If the Giants go on to have a great homestand, a great month, even a great year, we'll look back to today's game as a turning point. That's the narrative we all crave. It's the kind of game that can really spark a team to greater heights, to believe in themselves, to never give up. Unless it doesn't. That's not cynicism. In fact, it's a nod to the hoary baseball cliche that momentum gets you as far as the next day's starting pitcher. Or that momentum could simply be the product of an aging closer's bad day at the office.
But let's not allow such existential musings to piss on our post-game campfire. Backs against the wall, in need of two runs pronto against the game's greatest closer, and the Giants scored three. And this after San Diego seemed to lock it up on a devastating two-run homer in the top of the 10th from Adrian Gonzalez, who was sitting on a first-pitch curveball from rookie Alex Hinshaw. It wasn't too bad a pitch, perhaps knee- or thigh-high, 95% of the time it would be a surprise-breaking-ball first-strike kind of pitch. Gonzalez crushed it. Welcome to the big leagues, Hinsh.
But the Giants countered, stoked by Fred Lewis's triple that would have been a 420-foot home run anywhere else. In fact, if Fred hadn't watched it and jogged for the first five seconds, he probably would have had an inside the park home run to win the game outright. Instead, he had to wait to score until Jose Castillo's infield single (due to bad infield positioning by the Padres). Game over.
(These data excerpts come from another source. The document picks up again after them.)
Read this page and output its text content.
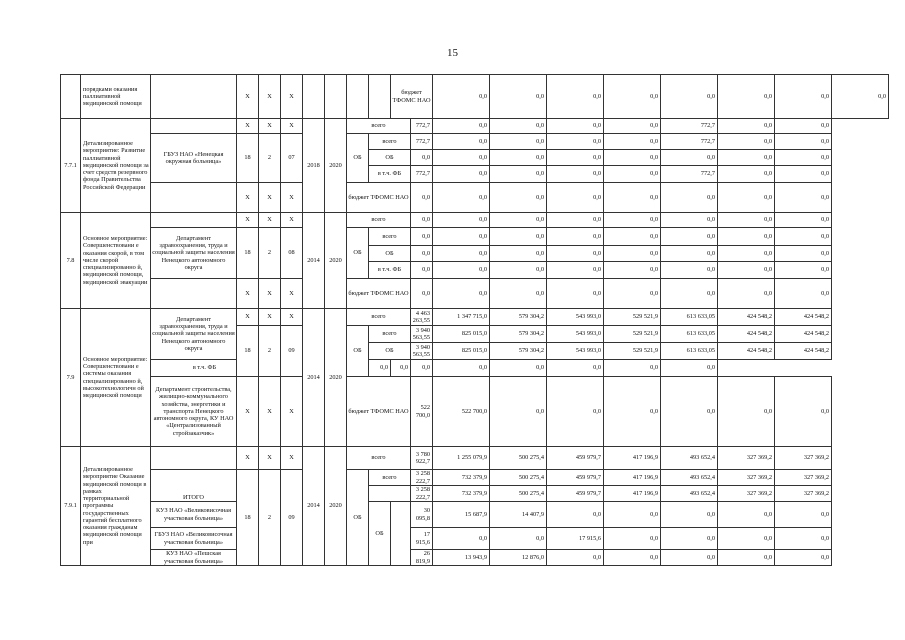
15
	порядками оказания паллиативной медицинской помощи		Х	Х	Х					бюджет ТФОМС НАО		0,0	0,0	0,0	0,0	0,0	0,0	0,0	0,0
7.7.1	Детализированное мероприятие: Развитие паллиативной медицинской помощи за счет средств резервного фонда Правительства Российской Федерации		Х	Х	Х	2018	2020	всего			772,7	0,0	0,0	0,0	0,0	772,7	0,0	0,0	
		ГБУЗ НАО «Ненецкая окружная больница»	18	2	07			ОБ	всего		772,7	0,0	0,0	0,0	0,0	772,7	0,0	0,0	
									ОБ		0,0	0,0	0,0	0,0	0,0	0,0	0,0	0,0	
									в т.ч. ФБ		772,7	0,0	0,0	0,0	0,0	772,7	0,0	0,0	
			Х	Х	Х			бюджет ТФОМС НАО			0,0	0,0	0,0	0,0	0,0	0,0	0,0	0,0	
7.8	Основное мероприятие: Совершенствовани е оказания скорой, в том числе скорой специализированно й, медицинской помощи, медицинской эвакуации		Х	Х	Х	2014	2020	всего			0,0	0,0	0,0	0,0	0,0	0,0	0,0	0,0	
		Департамент здравоохранения, труда и социальной защиты населения Ненецкого автономного округа	18	2	08			ОБ	всего		0,0	0,0	0,0	0,0	0,0	0,0	0,0	0,0	
									ОБ		0,0	0,0	0,0	0,0	0,0	0,0	0,0	0,0	
									в т.ч. ФБ		0,0	0,0	0,0	0,0	0,0	0,0	0,0	0,0	
			Х	Х	Х			бюджет ТФОМС НАО			0,0	0,0	0,0	0,0	0,0	0,0	0,0	0,0	
7.9	Основное мероприятие: Совершенствовани е системы оказания специализированно й, высокотехнологичн ой медицинской помощи	Департамент здравоохранения, труда и социальной защиты населения Ненецкого автономного округа	Х	Х	Х	2014	2020	всего			4 463 263,55	1 347 715,0	579 304,2	543 993,0	529 521,9	613 633,05	424 548,2	424 548,2	
			18	2	09			ОБ	всего		3 940 563,55	825 015,0	579 304,2	543 993,0	529 521,9	613 633,05	424 548,2	424 548,2	
									ОБ		3 940 563,55	825 015,0	579 304,2	543 993,0	529 521,9	613 633,05	424 548,2	424 548,2	
		в т.ч. ФБ							0,0	0,0	0,0	0,0	0,0	0,0	0,0	0,0			
		Департамент строительства, жилищно-коммунального хозяйства, энергетики и транспорта Ненецкого автономного округа, КУ НАО «Централизованный стройзаказчик»	Х	Х	Х			бюджет ТФОМС НАО			522 700,0	522 700,0	0,0	0,0	0,0	0,0	0,0	0,0	
7.9.1	Детализированное мероприятие Оказание медицинской помощи в рамках территориальной программы государственных гарантий бесплатного оказания гражданам медицинской помощи при		Х	Х	Х	2014	2020	всего			3 780 922,7	1 255 079,9	500 275,4	459 979,7	417 196,9	493 652,4	327 369,2	327 369,2	
		ИТОГО	18	2	09			ОБ	всего		3 258 222,7	732 379,9	500 275,4	459 979,7	417 196,9	493 652,4	327 369,2	327 369,2	
											3 258 222,7	732 379,9	500 275,4	459 979,7	417 196,9	493 652,4	327 369,2	327 369,2	
		КУЗ НАО «Великовисочная участковая больница»							ОБ		30 095,8	15 687,9	14 407,9	0,0	0,0	0,0	0,0	0,0	
		ГБУЗ НАО «Великовисочная участковая больница»									17 915,6	0,0	0,0	17 915,6	0,0	0,0	0,0	0,0	
		КУЗ НАО «Пешская участковая больница»									26 819,9	13 943,9	12 876,0	0,0	0,0	0,0	0,0	0,0	
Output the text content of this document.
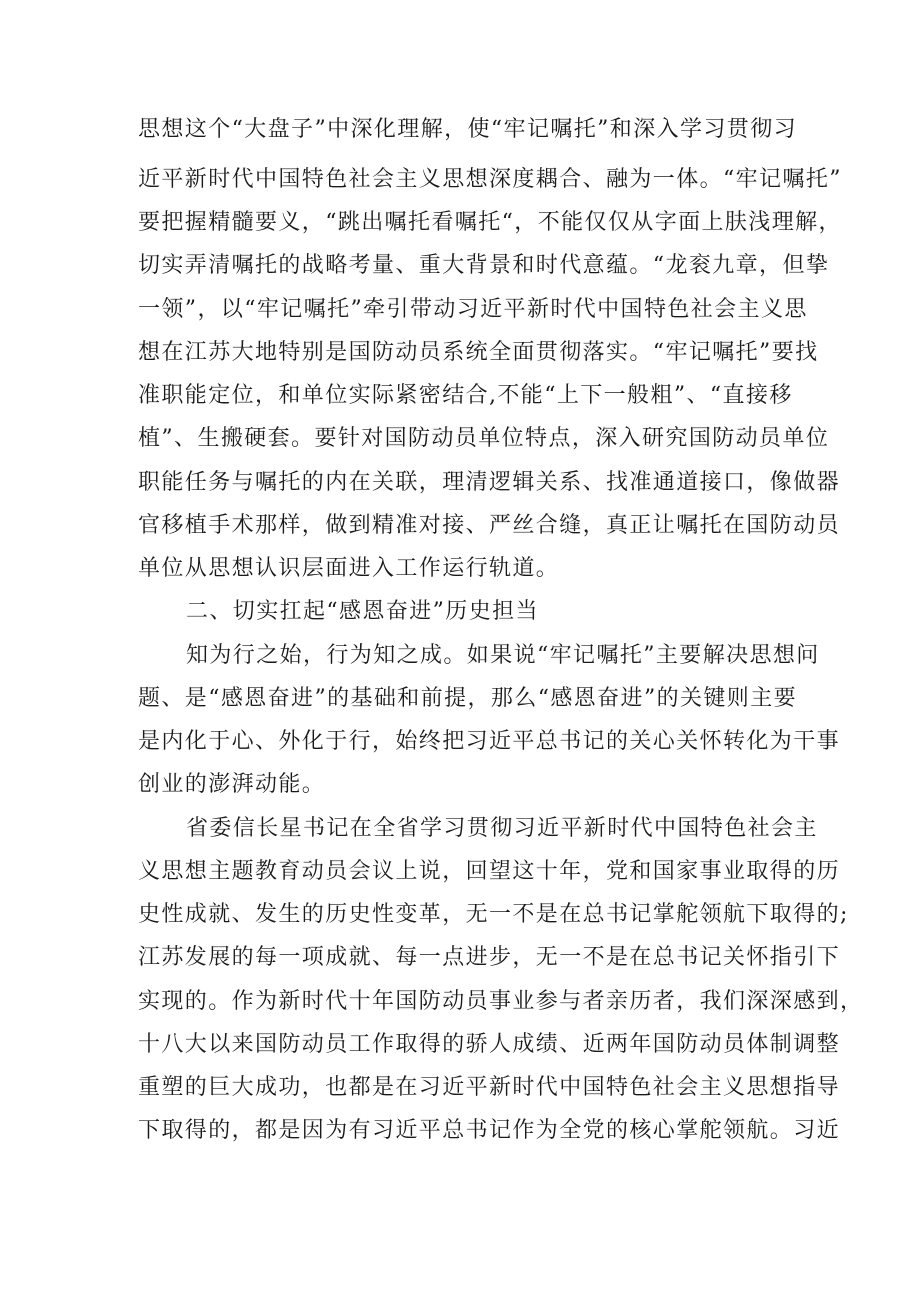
思想这个“大盘子”中深化理解，使“牢记嘱托”和深入学习贯彻习

近平新时代中国特色社会主义思想深度耦合、融为一体。“牢记嘱托”

要把握精髓要义，“跳出嘱托看嘱托“，不能仅仅从字面上肤浅理解，

切实弄清嘱托的战略考量、重大背景和时代意蕴。“龙衮九章，但挚

一领”，以“牢记嘱托”牵引带动习近平新时代中国特色社会主义思

想在江苏大地特别是国防动员系统全面贯彻落实。“牢记嘱托”要找

准职能定位，和单位实际紧密结合,不能“上下一般粗”、“直接移

植”、生搬硬套。要针对国防动员单位特点，深入研究国防动员单位

职能任务与嘱托的内在关联，理清逻辑关系、找准通道接口，像做器

官移植手术那样，做到精准对接、严丝合缝，真正让嘱托在国防动员

单位从思想认识层面进入工作运行轨道。

二、切实扛起“感恩奋进”历史担当

知为行之始，行为知之成。如果说“牢记嘱托”主要解决思想问

题、是“感恩奋进”的基础和前提，那么“感恩奋进”的关键则主要

是内化于心、外化于行，始终把习近平总书记的关心关怀转化为干事

创业的澎湃动能。

省委信长星书记在全省学习贯彻习近平新时代中国特色社会主

义思想主题教育动员会议上说，回望这十年，党和国家事业取得的历

史性成就、发生的历史性变革，无一不是在总书记掌舵领航下取得的;

江苏发展的每一项成就、每一点进步，无一不是在总书记关怀指引下

实现的。作为新时代十年国防动员事业参与者亲历者，我们深深感到，

十八大以来国防动员工作取得的骄人成绩、近两年国防动员体制调整

重塑的巨大成功，也都是在习近平新时代中国特色社会主义思想指导

下取得的，都是因为有习近平总书记作为全党的核心掌舵领航。习近
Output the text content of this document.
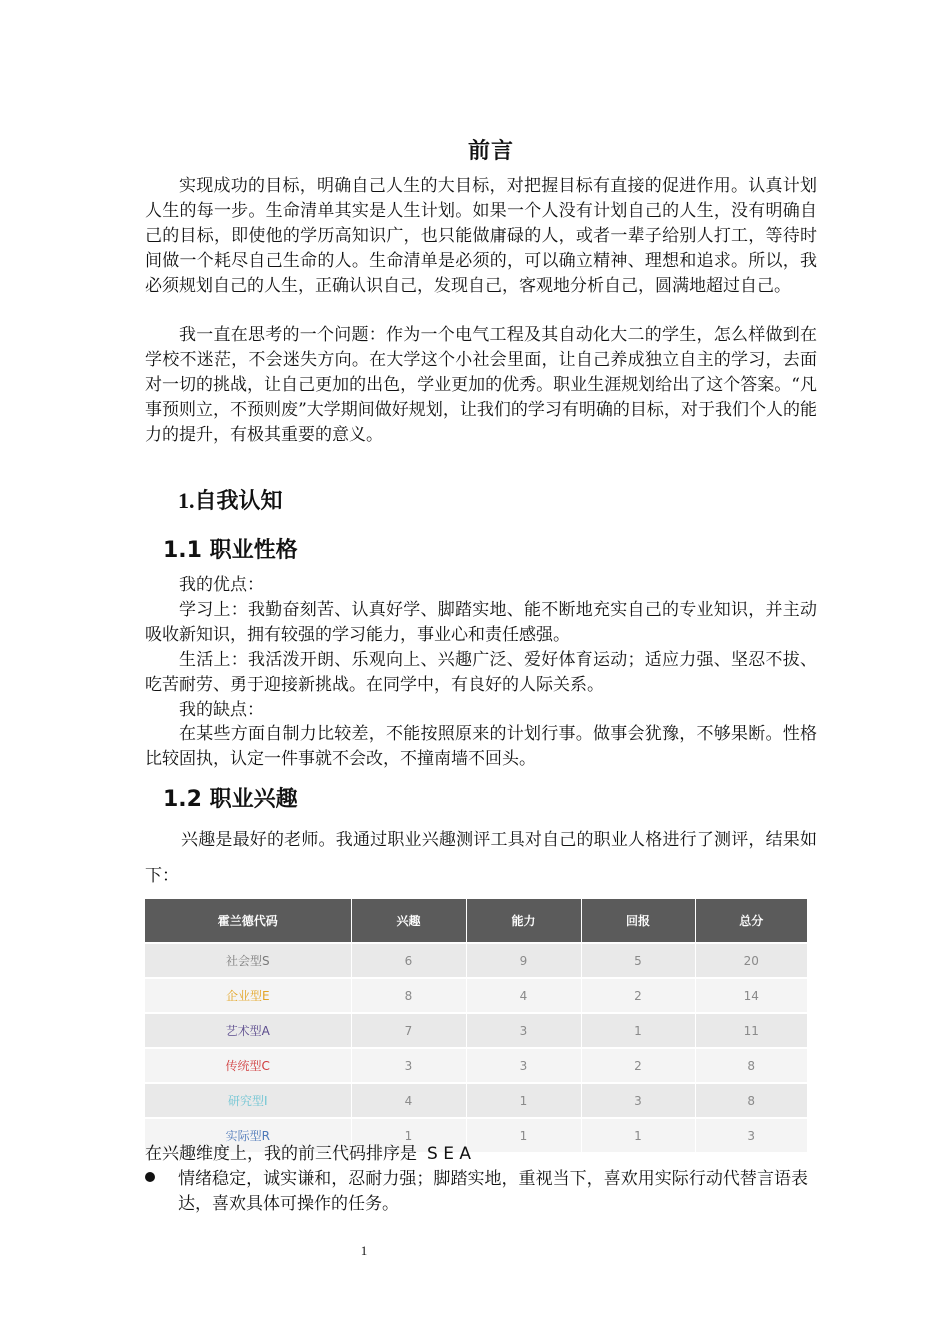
前言

实现成功的目标，明确自己人生的大目标，对把握目标有直接的促进作用。认真计划人生的每一步。生命清单其实是人生计划。如果一个人没有计划自己的人生，没有明确自己的目标，即使他的学历高知识广，也只能做庸碌的人，或者一辈子给别人打工，等待时间做一个耗尽自己生命的人。生命清单是必须的，可以确立精神、理想和追求。所以，我必须规划自己的人生，正确认识自己，发现自己，客观地分析自己，圆满地超过自己。

我一直在思考的一个问题：作为一个电气工程及其自动化大二的学生，怎么样做到在学校不迷茫，不会迷失方向。在大学这个小社会里面，让自己养成独立自主的学习，去面对一切的挑战，让自己更加的出色，学业更加的优秀。职业生涯规划给出了这个答案。“凡事预则立，不预则废”大学期间做好规划，让我们的学习有明确的目标，对于我们个人的能力的提升，有极其重要的意义。

1.自我认知
1.1 职业性格

我的优点：

学习上：我勤奋刻苦、认真好学、脚踏实地、能不断地充实自己的专业知识，并主动吸收新知识，拥有较强的学习能力，事业心和责任感强。

生活上：我活泼开朗、乐观向上、兴趣广泛、爱好体育运动；适应力强、坚忍不拔、吃苦耐劳、勇于迎接新挑战。在同学中，有良好的人际关系。

我的缺点：

在某些方面自制力比较差，不能按照原来的计划行事。做事会犹豫，不够果断。性格比较固执，认定一件事就不会改，不撞南墙不回头。

1.2 职业兴趣

兴趣是最好的老师。我通过职业兴趣测评工具对自己的职业人格进行了测评，结果如下：

霍兰德代码	兴趣	能力	回报	总分
社会型S	6	9	5	20
企业型E	8	4	2	14
艺术型A	7	3	1	11
传统型C	3	3	2	8
研究型I	4	1	3	8
实际型R	1	1	1	3

在兴趣维度上，我的前三代码排序是 S E A

情绪稳定，诚实谦和，忍耐力强；脚踏实地，重视当下，喜欢用实际行动代替言语表达，喜欢具体可操作的任务。

1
More than mojo or gamerness or the will to win, the Giants could use a better fifth starter, and they'll soon get one in Kevin Correia. Pat Misch didn't get embarrassed -- a few better breaks, and he probably would have won a game or two and sport an ERA a run lower. But Correia should be an upgrade, as should Merkin Valdez, due back soon, instead of Billy Sadler, whose extra-inning meltdown Friday was painful to watch. Sadler might be useful later this year or next, but as I noted earlier this week, he simply allows too many baserunners. Could the Horwitz-for-Ortmeier swap (and congrats, Brian, on your first two major league hits) also be an upgrade? With everyone healthy, it's hard to say. Ortmeier (who has had a broken finger, it turns out) still has great speed and power potential. Horwitz is mainly a high-average guy with little power to show in his minor league career.
PLODAG: Horwitz. Not just his first two hits, but the second one came off Hoffman in the decisive 10th.
The Upside: FreddieLoo! Every time I think he's slowing down -- witness his 0-for-4 with 3 Ks Saturday -- he does something to impress.